Mark: Thanks for the answer re: Con Cor Airslide part. It indeed looks like a compressor.
I’ve seen film of gandy dancers using long bars under the rail to lever the track back into alignment, maybe twenty men sliding the track sideways in rythmn with each other. As was said above, essentially the track is spiked to the ties creating one unit which is held in place by the ballast and the weight of the rail. The weight of the train going on the track contributes downward pressure to hold the track down as it goes by…except on curves, which is one reason why superelevation is so important. It helps spread the weight more evenly onto both rails, not just the outside one in the curve.
I must pause and think about this one… okay… when you drive an aouto or semi rig what keeps the surface together under the tyres? Clearly if it’s concrete or asphalt it’s sort of stuck together… how about a dirt track?
there’s a madness in the method of my approach…
A road vehicle tyre “squashes” to get traction. The old solid rubber tyres and things before modern pneumatic tyres could get all sorts of trouble.
Now… a rail wheel is a hard steel wheel on a hard steel rail… and the point of contact is not only minute but constantly changing.
In fact one element of what happens between rail wheels and rail is that the track distorts a fraction tipping down at the leading end in the direction of travel so that the wheel is not trying to turn on a constant horizontal and rigid surface but is slightly dropping into a depression and pushing against a tiny angle… this combination constantly moves allong the rail. This is similar to what happens when you walk… when walking you are constantly leaning forward until you start to fall forward but then you reflexively (if all is well0 move a leg through and catch yourself on it… only to repeat the action until you either straighten up and stop or fall over.

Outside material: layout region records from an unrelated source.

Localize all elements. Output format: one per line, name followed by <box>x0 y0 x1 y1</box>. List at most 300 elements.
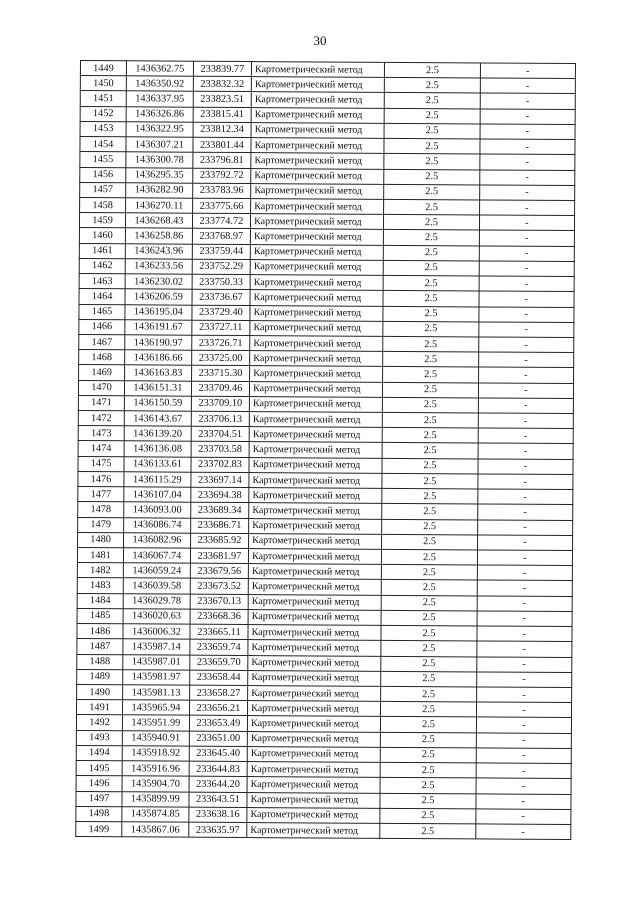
description-cell: - <box>476 733 571 749</box>
x-coordinate-cell: 1436093.00 <box>124 502 191 518</box>
coordinates-table-body <box>76 61 576 840</box>
accuracy-cell: 2.5 <box>383 291 478 307</box>
method-cell: Картометрический метод <box>250 275 383 291</box>
point-number-cell: 1486 <box>77 624 123 640</box>
point-number-cell: 1493 <box>76 730 122 746</box>
point-number-cell: 1464 <box>79 289 125 305</box>
method-cell: Картометрический метод <box>250 305 383 321</box>
description-cell: - <box>477 596 572 612</box>
description-cell: - <box>477 611 572 627</box>
accuracy-cell: 2.5 <box>384 199 479 215</box>
x-coordinate-cell: 1436186.66 <box>125 350 192 366</box>
x-coordinate-cell: 1436136.08 <box>124 441 191 457</box>
accuracy-cell: 2.5 <box>383 397 478 413</box>
point-number-cell: 1491 <box>76 700 122 716</box>
description-cell: - <box>478 367 573 383</box>
accuracy-cell: 2.5 <box>385 93 480 109</box>
accuracy-cell: 2.5 <box>382 519 477 535</box>
y-coordinate-cell: 233759.44 <box>192 244 250 260</box>
x-coordinate-cell: 1436006.32 <box>123 624 190 640</box>
point-number-cell: 1451 <box>80 91 126 107</box>
x-coordinate-cell: 1436039.58 <box>123 578 190 594</box>
point-number-cell: 1449 <box>80 61 126 77</box>
point-number-cell: 1474 <box>78 441 124 457</box>
method-cell: Картометрический метод <box>247 777 380 793</box>
y-coordinate-cell: 233839.77 <box>193 61 251 77</box>
point-number-cell: 1478 <box>78 502 124 518</box>
table-row <box>76 821 571 839</box>
x-coordinate-cell: 1436133.61 <box>124 456 191 472</box>
description-cell: - <box>476 748 571 764</box>
accuracy-cell: 2.5 <box>382 549 477 565</box>
y-coordinate-cell: 233644.20 <box>189 776 247 792</box>
description-cell: - <box>480 78 575 94</box>
x-coordinate-cell: 1435899.99 <box>122 791 189 807</box>
description-cell: - <box>478 413 573 429</box>
method-cell: Картометрический метод <box>249 472 382 488</box>
x-coordinate-cell: 1435987.14 <box>123 639 190 655</box>
description-cell: - <box>476 717 571 733</box>
point-number-cell: 1483 <box>77 578 123 594</box>
accuracy-cell: 2.5 <box>384 260 479 276</box>
accuracy-cell: 2.5 <box>380 778 475 794</box>
description-cell: - <box>476 763 571 779</box>
y-coordinate-cell: 233658.27 <box>189 685 247 701</box>
y-coordinate-cell: 233736.67 <box>192 289 250 305</box>
y-coordinate-cell: 233673.52 <box>190 579 248 595</box>
description-cell: - <box>479 230 574 246</box>
y-coordinate-cell: 233768.97 <box>192 229 250 245</box>
description-cell: - <box>476 702 571 718</box>
x-coordinate-cell: 1436020.63 <box>123 609 190 625</box>
point-number-cell: 1481 <box>77 547 123 563</box>
x-coordinate-cell: 1436307.21 <box>126 137 193 153</box>
accuracy-cell: 2.5 <box>384 154 479 170</box>
y-coordinate-cell: 233694.38 <box>191 487 249 503</box>
accuracy-cell: 2.5 <box>381 671 476 687</box>
y-coordinate-cell: 233659.74 <box>190 639 248 655</box>
x-coordinate-cell: 1436107.04 <box>124 487 191 503</box>
point-number-cell: 1489 <box>77 669 123 685</box>
y-coordinate-cell: 233709.10 <box>191 396 249 412</box>
accuracy-cell: 2.5 <box>383 412 478 428</box>
x-coordinate-cell: 1436326.86 <box>126 106 193 122</box>
x-coordinate-cell: 1436067.74 <box>124 548 191 564</box>
x-coordinate-cell: 1436029.78 <box>123 593 190 609</box>
method-cell: Картометрический метод <box>251 183 384 199</box>
description-cell: - <box>478 474 573 490</box>
x-coordinate-cell: 1436350.92 <box>126 76 193 92</box>
x-coordinate-cell: 1435981.13 <box>123 685 190 701</box>
description-cell: - <box>480 93 575 109</box>
method-cell: Картометрический метод <box>249 503 382 519</box>
y-coordinate-cell: 233635.97 <box>188 822 246 838</box>
point-number-cell: 1480 <box>78 532 124 548</box>
x-coordinate-cell: 1436300.78 <box>126 152 193 168</box>
y-coordinate-cell: 233643.51 <box>189 792 247 808</box>
description-cell: - <box>479 200 574 216</box>
description-cell: - <box>479 215 574 231</box>
accuracy-cell: 2.5 <box>385 62 480 78</box>
point-number-cell: 1450 <box>80 76 126 92</box>
y-coordinate-cell: 233801.44 <box>193 137 251 153</box>
y-coordinate-cell: 233823.51 <box>193 92 251 108</box>
y-coordinate-cell: 233658.44 <box>189 670 247 686</box>
point-number-cell: 1463 <box>79 274 125 290</box>
x-coordinate-cell: 1436268.43 <box>126 213 193 229</box>
y-coordinate-cell: 233638.16 <box>189 807 247 823</box>
accuracy-cell: 2.5 <box>381 732 476 748</box>
method-cell: Картометрический метод <box>251 168 384 184</box>
point-number-cell: 1490 <box>77 684 123 700</box>
x-coordinate-cell: 1436086.74 <box>124 517 191 533</box>
description-cell: - <box>480 124 575 140</box>
y-coordinate-cell: 233697.14 <box>191 472 249 488</box>
x-coordinate-cell: 1436115.29 <box>124 472 191 488</box>
x-coordinate-cell: 1435987.01 <box>123 654 190 670</box>
description-cell: - <box>478 383 573 399</box>
accuracy-cell: 2.5 <box>383 275 478 291</box>
method-cell: Картометрический метод <box>247 746 380 762</box>
point-number-cell: 1458 <box>80 197 126 213</box>
accuracy-cell: 2.5 <box>382 473 477 489</box>
accuracy-cell: 2.5 <box>381 686 476 702</box>
point-number-cell: 1453 <box>80 121 126 137</box>
y-coordinate-cell: 233727.11 <box>192 320 250 336</box>
x-coordinate-cell: 1436082.96 <box>124 533 191 549</box>
point-number-cell: 1467 <box>79 334 125 350</box>
method-cell: Картометрический метод <box>251 229 384 245</box>
x-coordinate-cell: 1436150.59 <box>124 396 191 412</box>
point-number-cell: 1457 <box>80 182 126 198</box>
coordinates-table <box>75 60 576 840</box>
description-cell: - <box>475 809 570 825</box>
accuracy-cell: 2.5 <box>380 823 475 839</box>
point-number-cell: 1471 <box>78 395 124 411</box>
accuracy-cell: 2.5 <box>381 641 476 657</box>
method-cell: Картометрический метод <box>248 564 381 580</box>
method-cell: Картометрический метод <box>251 199 384 215</box>
x-coordinate-cell: 1436190.97 <box>125 335 192 351</box>
accuracy-cell: 2.5 <box>385 78 480 94</box>
y-coordinate-cell: 233703.58 <box>191 442 249 458</box>
method-cell: Картометрический метод <box>251 92 384 108</box>
accuracy-cell: 2.5 <box>380 808 475 824</box>
description-cell: - <box>478 352 573 368</box>
y-coordinate-cell: 233832.32 <box>193 76 251 92</box>
description-cell: - <box>476 687 571 703</box>
y-coordinate-cell: 233656.21 <box>189 700 247 716</box>
method-cell: Картометрический метод <box>250 259 383 275</box>
point-number-cell: 1470 <box>78 380 124 396</box>
description-cell: - <box>478 322 573 338</box>
accuracy-cell: 2.5 <box>380 762 475 778</box>
y-coordinate-cell: 233706.13 <box>191 411 249 427</box>
y-coordinate-cell: 233775.66 <box>192 198 250 214</box>
description-cell: - <box>478 398 573 414</box>
description-cell: - <box>478 443 573 459</box>
description-cell: - <box>479 291 574 307</box>
accuracy-cell: 2.5 <box>382 488 477 504</box>
description-cell: - <box>477 489 572 505</box>
method-cell: Картометрический метод <box>249 396 382 412</box>
accuracy-cell: 2.5 <box>380 793 475 809</box>
description-cell: - <box>476 672 571 688</box>
point-number-cell: 1475 <box>78 456 124 472</box>
point-number-cell: 1452 <box>80 106 126 122</box>
description-cell: - <box>478 459 573 475</box>
point-number-cell: 1461 <box>79 243 125 259</box>
method-cell: Картометрический метод <box>247 807 380 823</box>
accuracy-cell: 2.5 <box>382 565 477 581</box>
x-coordinate-cell: 1436206.59 <box>125 289 192 305</box>
y-coordinate-cell: 233729.40 <box>192 305 250 321</box>
method-cell: Картометрический метод <box>250 335 383 351</box>
accuracy-cell: 2.5 <box>381 656 476 672</box>
method-cell: Картометрический метод <box>250 320 383 336</box>
description-cell: - <box>480 63 575 79</box>
y-coordinate-cell: 233796.81 <box>193 153 251 169</box>
description-cell: - <box>475 824 570 840</box>
x-coordinate-cell: 1435951.99 <box>123 715 190 731</box>
method-cell: Картометрический метод <box>247 731 380 747</box>
method-cell: Картометрический метод <box>248 655 381 671</box>
accuracy-cell: 2.5 <box>382 504 477 520</box>
description-cell: - <box>479 169 574 185</box>
description-cell: - <box>479 246 574 262</box>
x-coordinate-cell: 1435916.96 <box>122 761 189 777</box>
point-number-cell: 1454 <box>80 137 126 153</box>
point-number-cell: 1495 <box>76 761 122 777</box>
method-cell: Картометрический метод <box>248 701 381 717</box>
description-cell: - <box>477 641 572 657</box>
method-cell: Картометрический метод <box>249 457 382 473</box>
method-cell: Картометрический метод <box>251 138 384 154</box>
y-coordinate-cell: 233685.92 <box>190 533 248 549</box>
x-coordinate-cell: 1436163.83 <box>125 365 192 381</box>
point-number-cell: 1487 <box>77 639 123 655</box>
accuracy-cell: 2.5 <box>384 245 479 261</box>
y-coordinate-cell: 233709.46 <box>191 381 249 397</box>
method-cell: Картометрический метод <box>250 366 383 382</box>
y-coordinate-cell: 233725.00 <box>191 350 249 366</box>
method-cell: Картометрический метод <box>249 412 382 428</box>
x-coordinate-cell: 1435981.97 <box>123 670 190 686</box>
point-number-cell: 1459 <box>79 213 125 229</box>
method-cell: Картометрический метод <box>250 381 383 397</box>
method-cell: Картометрический метод <box>248 686 381 702</box>
accuracy-cell: 2.5 <box>384 108 479 124</box>
x-coordinate-cell: 1436143.67 <box>124 411 191 427</box>
point-number-cell: 1496 <box>76 776 122 792</box>
method-cell: Картометрический метод <box>248 716 381 732</box>
method-cell: Картометрический метод <box>249 549 382 565</box>
x-coordinate-cell: 1435867.06 <box>122 822 189 838</box>
accuracy-cell: 2.5 <box>381 747 476 763</box>
description-cell: - <box>477 550 572 566</box>
method-cell: Картометрический метод <box>251 214 384 230</box>
x-coordinate-cell: 1436059.24 <box>123 563 190 579</box>
point-number-cell: 1472 <box>78 411 124 427</box>
x-coordinate-cell: 1436322.95 <box>126 122 193 138</box>
description-cell: - <box>477 519 572 535</box>
accuracy-cell: 2.5 <box>384 138 479 154</box>
x-coordinate-cell: 1436139.20 <box>124 426 191 442</box>
y-coordinate-cell: 233715.30 <box>191 366 249 382</box>
x-coordinate-cell: 1436243.96 <box>125 243 192 259</box>
y-coordinate-cell: 233665.11 <box>190 624 248 640</box>
method-cell: Картометрический метод <box>247 822 380 838</box>
page-number: 30 <box>313 33 327 48</box>
method-cell: Картометрический метод <box>249 427 382 443</box>
y-coordinate-cell: 233783.96 <box>192 183 250 199</box>
description-cell: - <box>479 154 574 170</box>
description-cell: - <box>476 778 571 794</box>
x-coordinate-cell: 1435874.85 <box>122 806 189 822</box>
accuracy-cell: 2.5 <box>382 443 477 459</box>
x-coordinate-cell: 1436195.04 <box>125 304 192 320</box>
description-cell: - <box>477 504 572 520</box>
x-coordinate-cell: 1436233.56 <box>125 259 192 275</box>
description-cell: - <box>476 793 571 809</box>
description-cell: - <box>477 580 572 596</box>
method-cell: Картометрический метод <box>251 122 384 138</box>
y-coordinate-cell: 233812.34 <box>193 122 251 138</box>
accuracy-cell: 2.5 <box>381 702 476 718</box>
y-coordinate-cell: 233752.29 <box>192 259 250 275</box>
method-cell: Картометрический метод <box>248 640 381 656</box>
point-number-cell: 1469 <box>79 365 125 381</box>
point-number-cell: 1476 <box>78 471 124 487</box>
accuracy-cell: 2.5 <box>384 123 479 139</box>
description-cell: - <box>480 109 575 125</box>
point-number-cell: 1498 <box>76 806 122 822</box>
accuracy-cell: 2.5 <box>381 717 476 733</box>
method-cell: Картометрический метод <box>248 625 381 641</box>
point-number-cell: 1460 <box>79 228 125 244</box>
point-number-cell: 1466 <box>79 319 125 335</box>
y-coordinate-cell: 233644.83 <box>189 761 247 777</box>
y-coordinate-cell: 233726.71 <box>191 335 249 351</box>
y-coordinate-cell: 233774.72 <box>192 213 250 229</box>
method-cell: Картометрический метод <box>247 762 380 778</box>
y-coordinate-cell: 233670.13 <box>190 594 248 610</box>
method-cell: Картометрический метод <box>248 594 381 610</box>
y-coordinate-cell: 233689.34 <box>190 503 248 519</box>
method-cell: Картометрический метод <box>249 488 382 504</box>
method-cell: Картометрический метод <box>247 792 380 808</box>
accuracy-cell: 2.5 <box>382 534 477 550</box>
y-coordinate-cell: 233702.83 <box>191 457 249 473</box>
point-number-cell: 1473 <box>78 426 124 442</box>
description-cell: - <box>478 428 573 444</box>
x-coordinate-cell: 1436295.35 <box>126 167 193 183</box>
y-coordinate-cell: 233750.33 <box>192 274 250 290</box>
description-cell: - <box>479 261 574 277</box>
description-cell: - <box>479 306 574 322</box>
description-cell: - <box>476 656 571 672</box>
method-cell: Картометрический метод <box>249 533 382 549</box>
description-cell: - <box>480 139 575 155</box>
method-cell: Картометрический метод <box>248 579 381 595</box>
accuracy-cell: 2.5 <box>382 458 477 474</box>
point-number-cell: 1477 <box>78 487 124 503</box>
method-cell: Картометрический метод <box>248 609 381 625</box>
point-number-cell: 1484 <box>77 593 123 609</box>
point-number-cell: 1468 <box>79 350 125 366</box>
y-coordinate-cell: 233792.72 <box>192 168 250 184</box>
method-cell: Картометрический метод <box>250 290 383 306</box>
accuracy-cell: 2.5 <box>383 321 478 337</box>
method-cell: Картометрический метод <box>251 153 384 169</box>
method-cell: Картометрический метод <box>250 244 383 260</box>
description-cell: - <box>477 535 572 551</box>
accuracy-cell: 2.5 <box>383 306 478 322</box>
point-number-cell: 1479 <box>78 517 124 533</box>
accuracy-cell: 2.5 <box>382 580 477 596</box>
y-coordinate-cell: 233653.49 <box>189 716 247 732</box>
accuracy-cell: 2.5 <box>384 215 479 231</box>
point-number-cell: 1494 <box>76 745 122 761</box>
point-number-cell: 1465 <box>79 304 125 320</box>
description-cell: - <box>479 276 574 292</box>
description-cell: - <box>478 337 573 353</box>
accuracy-cell: 2.5 <box>383 336 478 352</box>
x-coordinate-cell: 1436337.95 <box>126 91 193 107</box>
point-number-cell: 1492 <box>76 715 122 731</box>
x-coordinate-cell: 1436151.31 <box>125 380 192 396</box>
y-coordinate-cell: 233704.51 <box>191 426 249 442</box>
point-number-cell: 1497 <box>76 791 122 807</box>
point-number-cell: 1499 <box>76 821 122 837</box>
x-coordinate-cell: 1435904.70 <box>122 776 189 792</box>
method-cell: Картометрический метод <box>248 670 381 686</box>
x-coordinate-cell: 1435918.92 <box>122 746 189 762</box>
accuracy-cell: 2.5 <box>381 610 476 626</box>
accuracy-cell: 2.5 <box>384 230 479 246</box>
x-coordinate-cell: 1435965.94 <box>123 700 190 716</box>
accuracy-cell: 2.5 <box>383 352 478 368</box>
x-coordinate-cell: 1435940.91 <box>122 730 189 746</box>
description-cell: - <box>477 626 572 642</box>
method-cell: Картометрический метод <box>251 107 384 123</box>
y-coordinate-cell: 233815.41 <box>193 107 251 123</box>
y-coordinate-cell: 233659.70 <box>189 655 247 671</box>
point-number-cell: 1488 <box>77 654 123 670</box>
y-coordinate-cell: 233681.97 <box>190 548 248 564</box>
accuracy-cell: 2.5 <box>381 595 476 611</box>
accuracy-cell: 2.5 <box>383 428 478 444</box>
accuracy-cell: 2.5 <box>381 625 476 641</box>
y-coordinate-cell: 233686.71 <box>190 518 248 534</box>
point-number-cell: 1462 <box>79 258 125 274</box>
y-coordinate-cell: 233645.40 <box>189 746 247 762</box>
description-cell: - <box>477 565 572 581</box>
point-number-cell: 1485 <box>77 608 123 624</box>
point-number-cell: 1482 <box>77 563 123 579</box>
coordinates-table-wrapper <box>75 60 576 840</box>
method-cell: Картометрический метод <box>249 442 382 458</box>
x-coordinate-cell: 1436362.75 <box>127 61 194 77</box>
x-coordinate-cell: 1436258.86 <box>125 228 192 244</box>
y-coordinate-cell: 233668.36 <box>190 609 248 625</box>
y-coordinate-cell: 233679.56 <box>190 563 248 579</box>
method-cell: Картометрический метод <box>250 351 383 367</box>
x-coordinate-cell: 1436230.02 <box>125 274 192 290</box>
x-coordinate-cell: 1436270.11 <box>126 198 193 214</box>
method-cell: Картометрический метод <box>251 77 384 93</box>
description-cell: - <box>479 185 574 201</box>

This flexibility is why track is laid in a balllast base rather than in a rigid/solid concret plinth. Vast experiments have gone into all of this. Part of what the ballast does is provide flexibility.
If you go into the physics a basic that applies to all modern rail vehicles except maglevs is the following…
If you take four equal sized cones and glue two pairs thick end together and then mount them by the points in bearings in a rigid frame you will get a vehicle which will travel in a straight line if you put it on two parralel rails and tilt the rails from one end to the other.
The trouble with this fact is that the vehicle will always want to go straight.